Por Felipe Castro
Desde la familia, como principal célula social, hasta el Estado, existe la simbología del poder. En la familia el poder se manifiesta a través de la autoridad patriarcal, cuyas normas devienen de los usos y costumbres. Sin embargo, la simbología del poder del Estado, se manifiesta en una autoridad delegada por sus ciudadanos, derivada de rituales, como el discurso, las propuestas de soluciones a problemas, afín de crear estructura de dominación y obtener la obediencia de las masas.
No se trata simplemente de la fuerza física, sino de la capacidad de influir en las ideas, creencias y percepciones de las personas para que acepten y respalden el orden social existente.
El agotamiento de la obediencia social, por el hartazgo de la demagogia estatal, deriva en la creación de un vengador social como alternativa a las repuestas eternamente incumplidas a la sociedad en toda su vida..
Nicolas de Maquiavelo dijo que; “Si los cerdos pudieran votar, el hombre que trae el balde de comida sería elegido una y otra vez sin importar cuántos de ellos hayan sacrificado antes.

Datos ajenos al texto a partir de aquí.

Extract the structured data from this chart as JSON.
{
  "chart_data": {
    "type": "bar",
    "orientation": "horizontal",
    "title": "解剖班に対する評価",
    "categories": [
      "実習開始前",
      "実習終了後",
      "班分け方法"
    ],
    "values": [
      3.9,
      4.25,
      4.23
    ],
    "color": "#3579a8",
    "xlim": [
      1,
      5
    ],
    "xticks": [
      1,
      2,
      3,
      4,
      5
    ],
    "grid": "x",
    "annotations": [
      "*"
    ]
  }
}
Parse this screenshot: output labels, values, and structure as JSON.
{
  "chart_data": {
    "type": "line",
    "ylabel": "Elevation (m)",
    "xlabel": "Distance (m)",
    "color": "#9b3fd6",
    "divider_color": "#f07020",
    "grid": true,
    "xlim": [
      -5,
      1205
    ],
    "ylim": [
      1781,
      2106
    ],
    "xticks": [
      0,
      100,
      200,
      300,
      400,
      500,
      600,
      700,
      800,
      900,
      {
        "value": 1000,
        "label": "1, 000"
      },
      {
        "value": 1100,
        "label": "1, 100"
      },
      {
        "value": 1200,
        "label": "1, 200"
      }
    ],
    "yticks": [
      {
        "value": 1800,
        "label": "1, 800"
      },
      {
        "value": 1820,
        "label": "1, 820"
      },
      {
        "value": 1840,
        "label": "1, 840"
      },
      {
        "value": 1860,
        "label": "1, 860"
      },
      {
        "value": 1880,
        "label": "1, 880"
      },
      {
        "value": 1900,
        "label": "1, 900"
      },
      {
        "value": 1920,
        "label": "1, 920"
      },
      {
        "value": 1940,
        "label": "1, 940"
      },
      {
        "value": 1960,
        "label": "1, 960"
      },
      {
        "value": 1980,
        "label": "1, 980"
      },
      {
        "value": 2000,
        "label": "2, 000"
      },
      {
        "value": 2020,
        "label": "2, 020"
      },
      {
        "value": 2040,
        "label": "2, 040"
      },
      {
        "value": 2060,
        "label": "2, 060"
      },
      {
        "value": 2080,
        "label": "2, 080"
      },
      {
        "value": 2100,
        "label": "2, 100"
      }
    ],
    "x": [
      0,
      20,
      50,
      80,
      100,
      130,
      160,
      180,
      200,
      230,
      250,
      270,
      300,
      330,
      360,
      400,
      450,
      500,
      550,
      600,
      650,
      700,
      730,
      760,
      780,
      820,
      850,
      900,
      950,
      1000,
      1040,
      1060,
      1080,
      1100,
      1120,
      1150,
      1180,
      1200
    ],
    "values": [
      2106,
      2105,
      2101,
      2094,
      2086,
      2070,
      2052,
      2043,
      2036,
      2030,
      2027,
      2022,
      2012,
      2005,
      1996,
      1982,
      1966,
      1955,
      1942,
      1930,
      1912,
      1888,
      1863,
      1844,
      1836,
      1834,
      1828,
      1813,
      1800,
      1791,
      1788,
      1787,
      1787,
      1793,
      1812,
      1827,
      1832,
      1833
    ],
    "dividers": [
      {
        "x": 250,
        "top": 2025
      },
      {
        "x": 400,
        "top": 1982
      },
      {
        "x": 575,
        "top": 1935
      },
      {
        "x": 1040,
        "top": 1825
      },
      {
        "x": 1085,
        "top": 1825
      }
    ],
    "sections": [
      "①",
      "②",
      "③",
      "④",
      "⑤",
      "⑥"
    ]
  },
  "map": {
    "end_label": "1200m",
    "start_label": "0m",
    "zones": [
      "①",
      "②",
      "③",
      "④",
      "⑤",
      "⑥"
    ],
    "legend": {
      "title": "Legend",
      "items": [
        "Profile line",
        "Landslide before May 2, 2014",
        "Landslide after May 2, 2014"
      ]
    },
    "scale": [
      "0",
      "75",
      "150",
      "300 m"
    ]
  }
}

El poder no se gana con justicia ni con mérito, se gana con la ilusión de que estás alimentando las necesidades más básicas del pueblo. Las masas no eligen con la cabeza, eligen con hambre, con miedo y con la promesa de una ración”, agrego yo, con la retórica perpetua de proporcionarle un estado de bienestar; nave que al final de cuenta aterrizará en el aeropuerto de la ilusión.
Este pensamiento despectivo y sabio a la vez, es un verdadero axioma basado en la práctica sociopolítica del común, poseídos con la mentalidad de países subdesarrollados o en vía de desarrollo, en la que su prioridad es llenar las necesidades mínimas para su sobrevivencia, acomodado con una patología mental dirigida a que, sino llena su propósito de su penuria, se conforma con una simple promesa o expectativa demagógica del poder o del designio de la deidad suprema celestial.
Para romper este fatal esquema social, es necesario elegir un político de excepción con principio ético verdadero, de encanto sabor a miel, talentoso y, sobre todo, con una humildad sin poses, que sea capaz de enfocar desde el poder esos atributos para romper el fatalismo que péndula entre lo ideal y lo fatal, en tanto que, la promesa es una constante que gira de periodo en periodo electoralmente en su propio eje, sin resultado, algunos, llevando al elector a aferrarse a la voluntad del altísimo esperando que le soluciones a sus necesidades ilusoria producto de su inconsciencia.
Imagen de José Francisco Peña Gómez, Joaquín Balaguer y Juan Bosch, los lideres políticos dominicanos que representaron ideologías en la República
Dominicana.
En los años de vida democrática de la existencia de nuestra República, han gobernado diferentes partidos políticos, que en sus orígenes estaban ideologizado, pero que al desaparecer sus lideres, se desideologizaron convirtiéndose en maquinarias electorales abrazando el clientelismo en menosprecio de las ideas.
Uno de los artes de la filosofía es saber esperar pacientemente con la eficiencia de la inteligencia emocional, para no contrariar el principio constitucional del periodo electoral, quien irrespeta la norma fundamental del Estado, desde un pedacito de poder mancillara los derechos del ciudadano si alcanza el poder absoluto.